25 Sep 2020 5:22 PM +00:00

World Cup 2018: England's £50k sock fine shows money-hungry FIFA have not changed

REUTERS/Carl Recine

In the midst of the concluding stages of a thrilling, joyous World Cup, FIFA have provided a timely reminder of their underlying ridiculousness by slapping the English FA with a £50,000 fine for the incorrect wearing of socks.

Dele Alli, Eric Dier, and Raheem Sterling were the guilty trio, now sure to return to England in disgrace, after top investigative work found them wearing Devonian brand Trusox over their official Nike garments. 

The three were well aware of their crime - 'breaching media and marketing regulations and the FIFA equipment regulations' - and had ignored a previous warning about their behaviour. 

Socks, energy drinks and thrown bananas

The fine dwarfs the £22,500 fine handed to the Russian Football Union earlier this year after FIFA carried out 'all necessary measures' in the wake of racist chanting aimed at France's black players, including Manchester United's Paul Pogba and Chelsea's N'Golo Kante.

It is also more than the £44,750 fine handed to the Spanish Football Federation after racist abuse was directed towards England players during a 2004 friendly and more than the £0 the Croatian Football Federation were fined after the Daily Telegraph found that FIFA had let fans off with a warning for the displaying of fascist flags during their run to the World Cup final despite having been fined for the same offence during Euro 2016.


REUTERS/Sergei Karpukhin

It represents another hefty slap on the wrist for the FA, who were forced to hand over £16,000 when an England U20 player was seen drinking Red Bull during last year's U20 World Cup in South Korea, showing a flagrant disregard for FIFA's partnership with Powerade.

Of course, FIFA are now in the business of finding something useful to do with their time, so small rule breaches of this nature could now incur hefty fines.

Two years ago, their anti-racism task force was disbanded having 'completely fulfilled its mission', news which was greeted with worldwide celebrations at the prospect of racism presumably having been eradicated from the sport.

Russia found to be racism-free

This has been confirmed over the course of the 2018 World Cup with fans and journalists largely unanimous in their decision that, actually, there are no problems with discriminatory behaviour in Russian football after all and that it was all just one big media conspiracy.

Andre Amougou was making it up. Antonio Geder was making it up. Andre Ayew was making it up. Ronald Zubar was making it up. Serge Branco was making it up. Peter Odemwingie was making it up. Roberto Carlos was making it up. Rhian Brewster was making it up. Christopher Samba was making it up. Yaya Toure was making it up.

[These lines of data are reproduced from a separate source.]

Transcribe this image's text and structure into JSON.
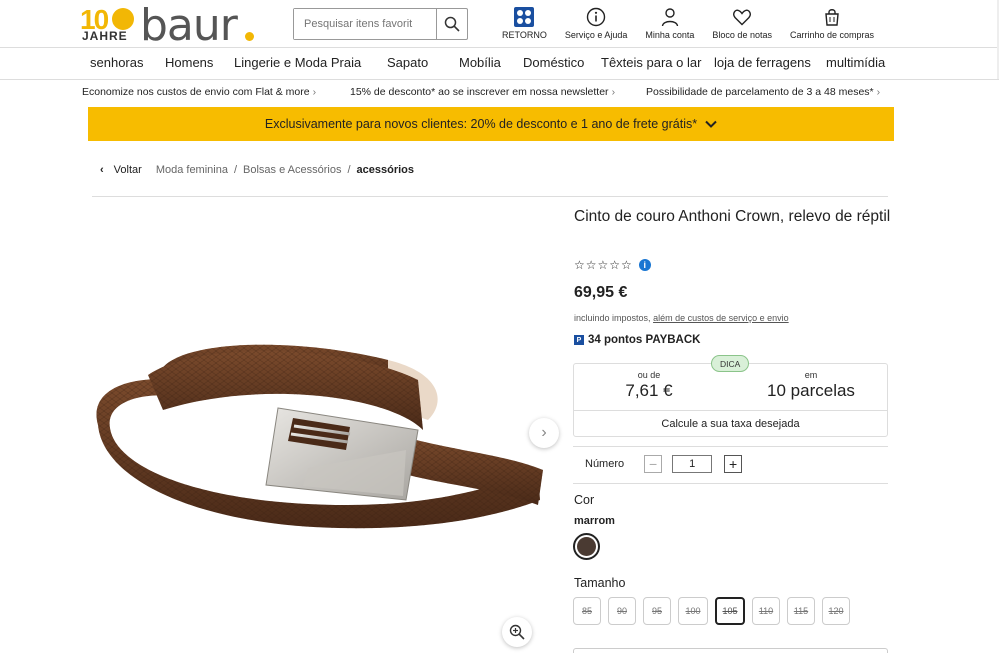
{
  "logo": {
    "hundred": "10",
    "jahre": "JAHRE",
    "brand": "baur"
  },
  "search": {
    "placeholder": "Pesquisar itens favorit"
  },
  "header_icons": [
    {
      "label": "RETORNO",
      "icon": "retorno-icon"
    },
    {
      "label": "Serviço e Ajuda",
      "icon": "info-icon"
    },
    {
      "label": "Minha conta",
      "icon": "user-icon"
    },
    {
      "label": "Bloco de notas",
      "icon": "heart-icon"
    },
    {
      "label": "Carrinho de compras",
      "icon": "cart-icon"
    }
  ],
  "nav": [
    "senhoras",
    "Homens",
    "Lingerie e Moda Praia",
    "Sapato",
    "Mobília",
    "Doméstico",
    "Têxteis para o lar",
    "loja de ferragens",
    "multimídia"
  ],
  "benefits": [
    "Economize nos custos de envio com Flat & more",
    "15% de desconto* ao se inscrever em nossa newsletter",
    "Possibilidade de parcelamento de 3 a 48 meses*"
  ],
  "banner": {
    "text": "Exclusivamente para novos clientes: 20% de desconto e 1 ano de frete grátis*"
  },
  "breadcrumb": {
    "back": "Voltar",
    "items": [
      "Moda feminina",
      "Bolsas e Acessórios"
    ],
    "current": "acessórios"
  },
  "product": {
    "title": "Cinto de couro Anthoni Crown, relevo de réptil",
    "stars_text": "☆☆☆☆☆",
    "rating": 0,
    "price": "69,95 €",
    "tax_prefix": "incluindo impostos,",
    "tax_link": "além de custos de serviço e envio",
    "payback": "34 pontos PAYBACK",
    "install": {
      "badge": "DICA",
      "left_label": "ou de",
      "left_value": "7,61 €",
      "right_label": "em",
      "right_value": "10 parcelas",
      "calc": "Calcule a sua taxa desejada"
    },
    "quantity": {
      "label": "Número",
      "value": "1",
      "minus": "−",
      "plus": "+"
    },
    "color": {
      "label": "Cor",
      "value": "marrom",
      "swatch": "#4a3a32"
    },
    "size": {
      "label": "Tamanho",
      "options": [
        "85",
        "90",
        "95",
        "100",
        "105",
        "110",
        "115",
        "120"
      ],
      "selected": "105"
    }
  },
  "colors": {
    "accent": "#f7bc00",
    "brand_blue": "#1a4fa0",
    "text": "#222222"
  }
}
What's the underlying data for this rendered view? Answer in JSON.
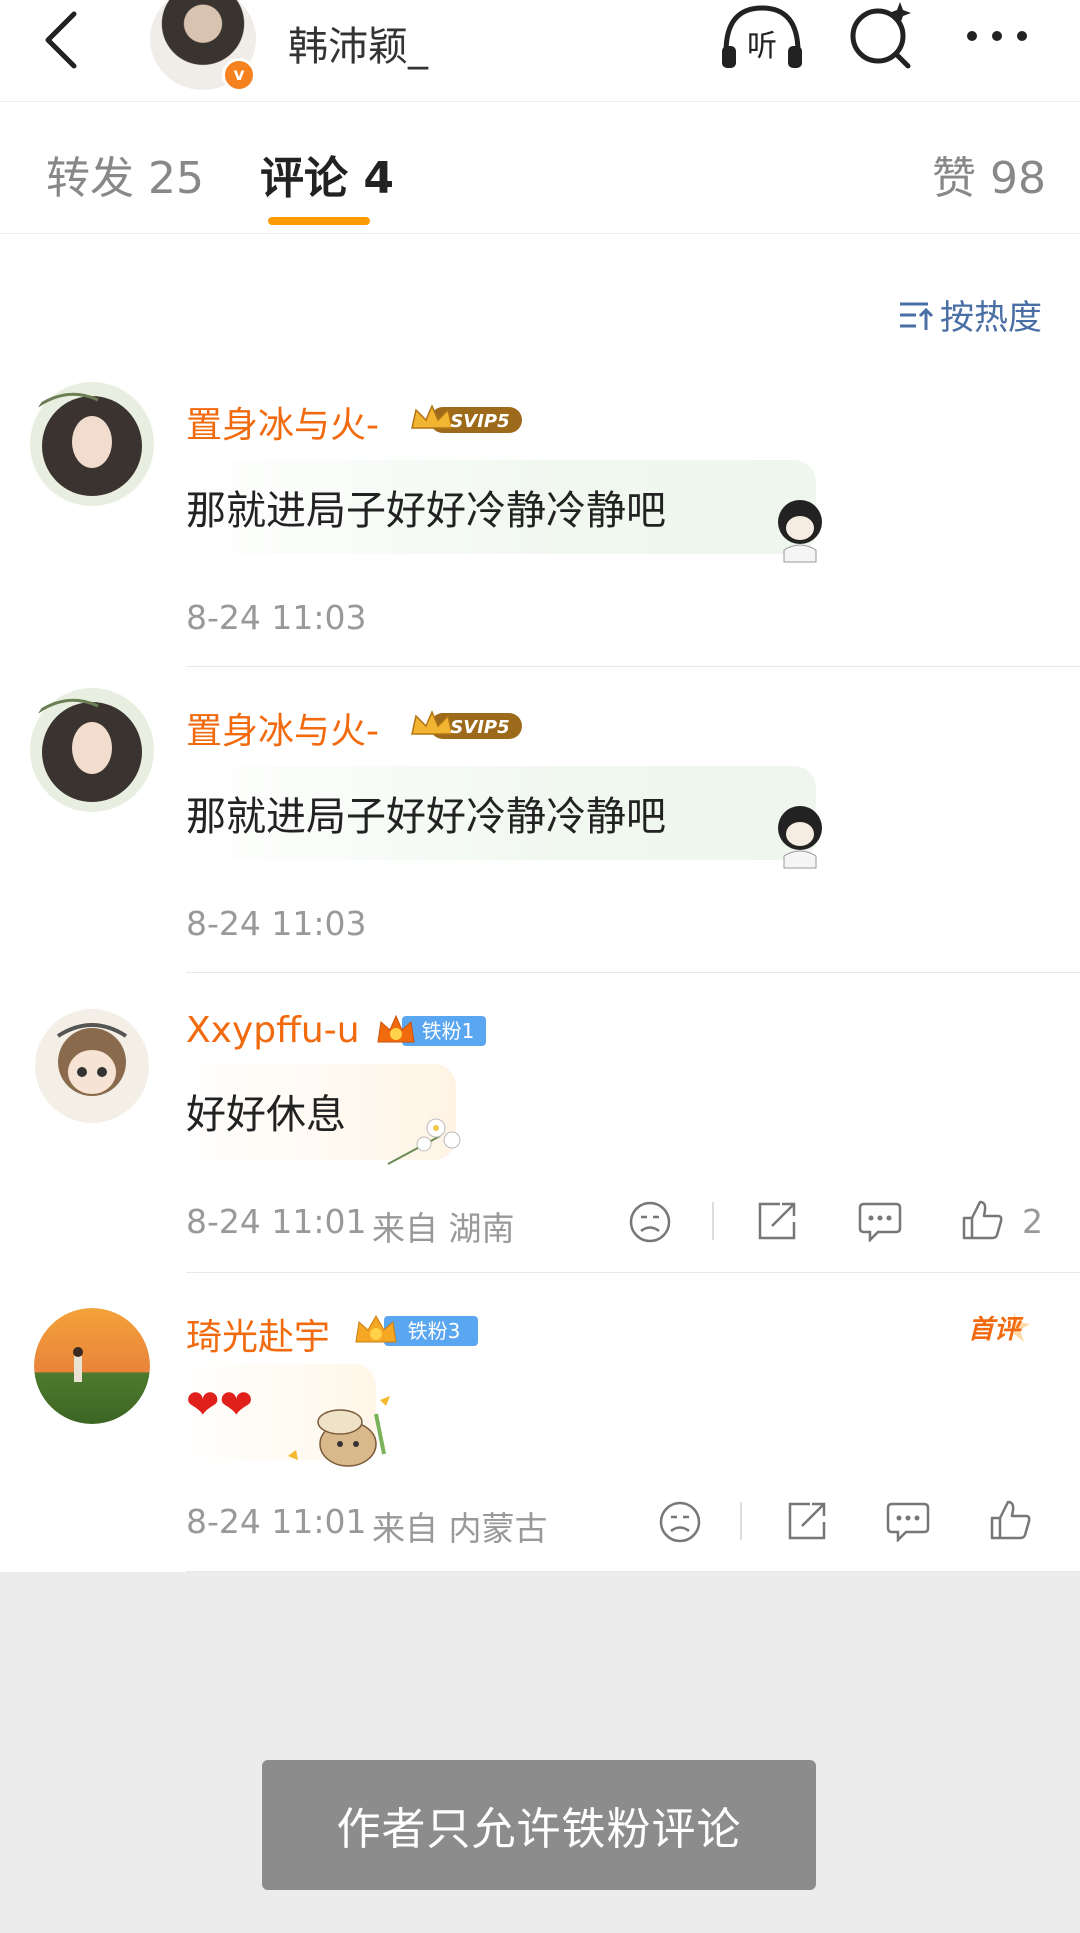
{
  "header": {
    "title": "韩沛颖_",
    "verified_mark": "v",
    "icons": [
      "back-icon",
      "listen-icon",
      "search-icon",
      "more-icon"
    ],
    "listen_label": "听"
  },
  "tabs": [
    {
      "label": "转发",
      "count": "25"
    },
    {
      "label": "评论",
      "count": "4",
      "active": true
    },
    {
      "label": "赞",
      "count": "98"
    }
  ],
  "sort": {
    "label": "按热度",
    "icon": "sort-icon"
  },
  "comments": [
    {
      "user": "置身冰与火-",
      "badge": "SVIP5",
      "text": "那就进局子好好冷静冷静吧",
      "time": "8-24 11:03",
      "location": "",
      "likes": ""
    },
    {
      "user": "置身冰与火-",
      "badge": "SVIP5",
      "text": "那就进局子好好冷静冷静吧",
      "time": "8-24 11:03",
      "location": "",
      "likes": ""
    },
    {
      "user": "Xxypffu-u",
      "badge": "铁粉1",
      "text": "好好休息",
      "time": "8-24 11:01",
      "location": "来自 湖南",
      "likes": "2"
    },
    {
      "user": "琦光赴宇",
      "badge": "铁粉3",
      "text": "❤❤",
      "time": "8-24 11:01",
      "location": "来自 内蒙古",
      "likes": "",
      "first_comment_label": "首评"
    }
  ],
  "notice": "作者只允许铁粉评论",
  "colors": {
    "username": "#f26a0e",
    "accent_underline": "#ff9a00",
    "sort_link": "#4a6fa5",
    "fan_badge": "#5aa6f0",
    "notice_bg": "#8c8c8c"
  }
}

He's always liked a bit of drama, after all.

REUTERS/Sergei Karpukhin

With racism solved, FIFA will now likely move their hardline stance to other problem areas within the sport, though mainly the ones relating to marketing guidelines and things that could potentially prevent them from making money. 


Swiss Appraisal analysts predicted that FIFA's revenue from the Confederations Cup and World Cup would reach $6.4 billion, so this latest £50,000 will be a welcome boost to the famously cash-strapped organisation.

And if, with the TV cameras of the world turning away and the stadiums no longer packed with international fans, it turns out that actually, Russia does still have serious problems with racism in its football, then hey - fine them a few thousand and pat yourself on the back. Job done.

At least the racists have the decency to wear the right socks.